Pınar Gayıp, “Biz kaldırımda bekliyorduk. Orada gözaltına alındık. Bir güvenlik koridoru açılmadı ve dakikalarca işkence ve cinsiyetçi küfürlerle gözaltına alındık. Dağılın anonsu olmadı. Nazım ve Cihan, Rojava’da katledildiler. Araçlar üzerinde basın yazıyor. Türkiye’nin imza attığı Cenevre Sözleşmesi’nde gazetecilere ilişkin maddeler var. İsrail, gazetecileri katletti, eylem yaptık, hiçbir şey olmadı. Bunu tartışmak lazım. Bir gün boyunca hiçbir ihtiyacımız karşılanmadı. Hapishane girişinde çıplak aramaya maruz kaldık. Biz bunları dile getirdik. Bir kişiye de soruşturma başlatmadı. Bu ülkede gazeteciler iktidarın söylediğini yapmadığı için ‘terörist’ yapıldı. Tarikatların, çetelerin, Koza Altın gibi şirketlerin haberini yapıyoruz ‘terörist’ ilan edildik. Yaptığımız her faaliyet suç ilan ediliyor. Gazetecilik suç değildir. Rojava’da da, Filistin’de dünyanın her yerinde gazeteciği savunacağız” dedi.

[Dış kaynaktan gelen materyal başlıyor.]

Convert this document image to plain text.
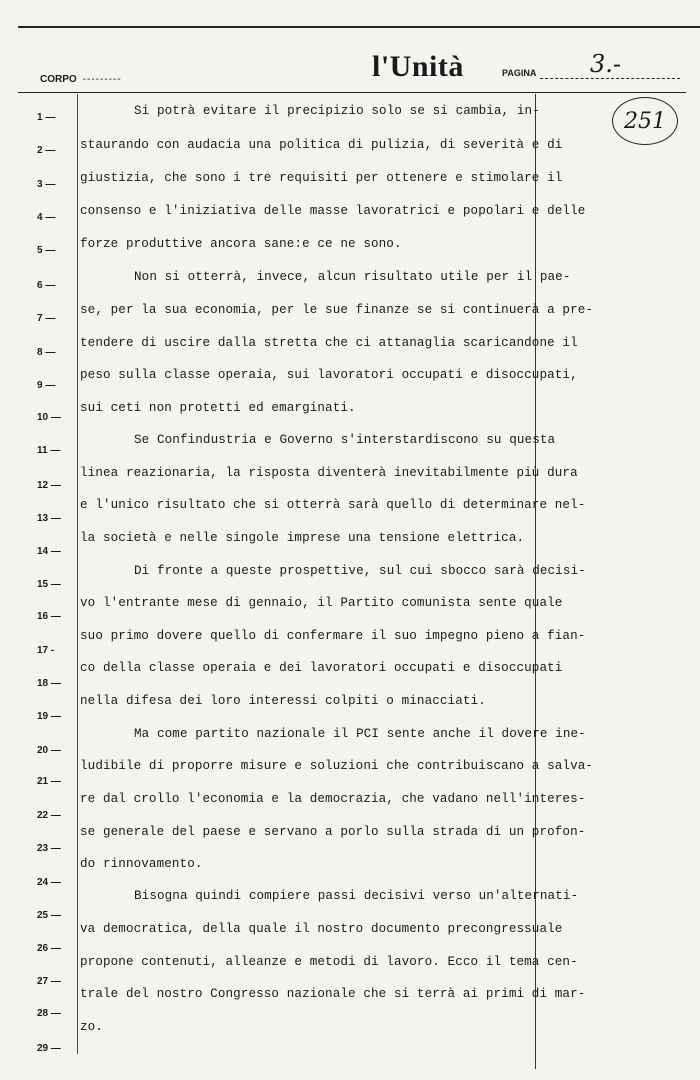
CORPO ---------	l'Unità	PAGINA 3.-
251
1 —
2 —
3 —
4 —
5 —
6 —
7 —
8 —
9 —
10 —
11 —
12 —
13 —
14 —
15 —
16 —
17 -
18 —
19 —
20 —
21 —
22 —
23 —
24 —
25 —
26 —
27 —
28 —
29 —
Si potrà evitare il precipizio solo se si cambia, in-
staurando con audacia una politica di pulizia, di severità e di
giustizia, che sono i tre requisiti per ottenere e stimolare il
consenso e l'iniziativa delle masse lavoratrici e popolari e delle
forze produttive ancora sane:e ce ne sono.
Non si otterrà, invece, alcun risultato utile per il pae-
se, per la sua economia, per le sue finanze se si continuerà a pre-
tendere di uscire dalla stretta che ci attanaglia scaricandone il
peso sulla classe operaia, sui lavoratori occupati e disoccupati,
sui ceti non protetti ed emarginati.
Se Confindustria e Governo s'interstardiscono su questa
linea reazionaria, la risposta diventerà inevitabilmente più dura
e l'unico risultato che si otterrà sarà quello di determinare nel-
la società e nelle singole imprese una tensione elettrica.
Di fronte a queste prospettive, sul cui sbocco sarà decisi-
vo l'entrante mese di gennaio, il Partito comunista sente quale
suo primo dovere quello di confermare il suo impegno pieno a fian-
co della classe operaia e dei lavoratori occupati e disoccupati
nella difesa dei loro interessi colpiti o minacciati.
Ma come partito nazionale il PCI sente anche il dovere ine-
ludibile di proporre misure e soluzioni che contribuiscano a salva-
re dal crollo l'economia e la democrazia, che vadano nell'interes-
se generale del paese e servano a porlo sulla strada di un profon-
do rinnovamento.
Bisogna quindi compiere passi decisivi verso un'alternati-
va democratica, della quale il nostro documento precongressuale
propone contenuti, alleanze e metodi di lavoro. Ecco il tema cen-
trale del nostro Congresso nazionale che si terrà ai primi di mar-
zo.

"'Özgür basın susturulamaz' sloganı yasa dışı değildir"

Serpil Ünal da “Eğer yargılanacak bir kişi var ise bu yasak kararlarını veren ve bu kararları uygulayanlardır. Propaganda yapılmış deniliyor ama neyin propagandası yaptığımız belli değil. ‘Özgür basın susturulamaz’, ‘Direne direne kazanacağız’ sloganları yasa dışı değildir” dedi.

"Suç oluşmadı"

Can Papila’nın avukatı Pelin Kımız, “örgüt propagandası yapmak” iddiasının ölçülerini dile getirerek, suç oluşmadığını kaydetti. Kımız, “Bu kişiler sadece öldürülen iki gazetecinin fotoğrafını tutmakta. Gazetecilerin fotoğraflarında ellerinde kameralar olduğu gözüküyor. Herhangi bir amblem yok. Savcılık ‘Aramaları var’ diyor. Ancak bunu katılımcılar nasıl bilebilir. Velev ki öyle olsalar bile ifade özgürlüğü kapsamında değerlendirilmelidir. Yine dosyada bulunan ‘Direne direne kazanacağız’, ‘Şehit namirin’ sloganlarının Avrupa İnsan Hakları Mahkemesi suç olmadığına kararı vermiş. ‘Katil devlet hesap verecek’ sloganı gibi uç sloganların bile AİHM suç olmadığını söylemiş. Bu yüzden beraat kararı verilmesini istiyoruz” dedi.

Gülistan Dursun’un avukatı Bülent Kaya da yargılananların eylem yapılmadan gözaltına alındıklarını belirtip, müvekkillerin dağılmasının engellendiğini belirtti. 

Hacı Ugiş’in avukatı Ferat Boğatekin de yargılananların gazeteci olduğu, eyleme katılmalarının “insani” olduğunu vurguladı. Eylemin yasal olduğunu ve suç unsurunun oluşmadığını ifade eden Ferat Boğatekin, beraat talebinde bulundu.

Enes Sezgin’in avukat Şule Recepoğlu da "Ulusal ve uluslararası çok sayıda basın kuruluşu katledilen gazetecilere ilişkin açıklama yaptı. Birçok basın kuruluşunun onların bilgilerinden yararlandığını gördük. Birçok ülkede basın açıklaması yapıldı. Ama burada bu açıklama yapılamadı. Toplanacak bir delil kalmadığı ve eylemin yasalara uygun olduğu belli. Dolayısıyla bu celsede müvekkillerin beraatlarını talep ediyoruz” dedi.

Pınar Gayıp'ın avukatı Şükrü Alpsoy, "Nazım Daştan ve Cihan Bilgin’in masumiyet karinesi yok sayılıyor. ‘Örgüt üyesi’ olsunlar diyelim. Ellerinde silah olmayan birini öldürmek normal mi? Roboski gibi ‘Kaçakçılardı’ demek normal miydi? ‘Propaganda’ suçu da oluşmuyor. Kararda, ‘Toplumsal duyarlılık gösterenler açıklamaya saldırabilir’ denilmiş. Anayasal haklarını kullananlara saldırılacaklar korunuyor burada. Sonuç olarak her iki suçun unsurları oluşmamıştır” diye belirtti.

Bir sonraki duruşma 27 Mayıs'ta görülecek

Kararını açıklayan mahkeme, gazeteciler Zeynep Kuray, Yadigar Aygün, Mahsun Sağlam ile Pelin Laçin, Yağmur Filiz hakkındaki dosyanın ayrılarak Asliye Ceza Mahkemesine gönderileceğini belirtti. Mahkeme, diğer yargılananlar hakkında mütalaanın hazırlanması için davayı 27 Mayıs tarihine erteledi.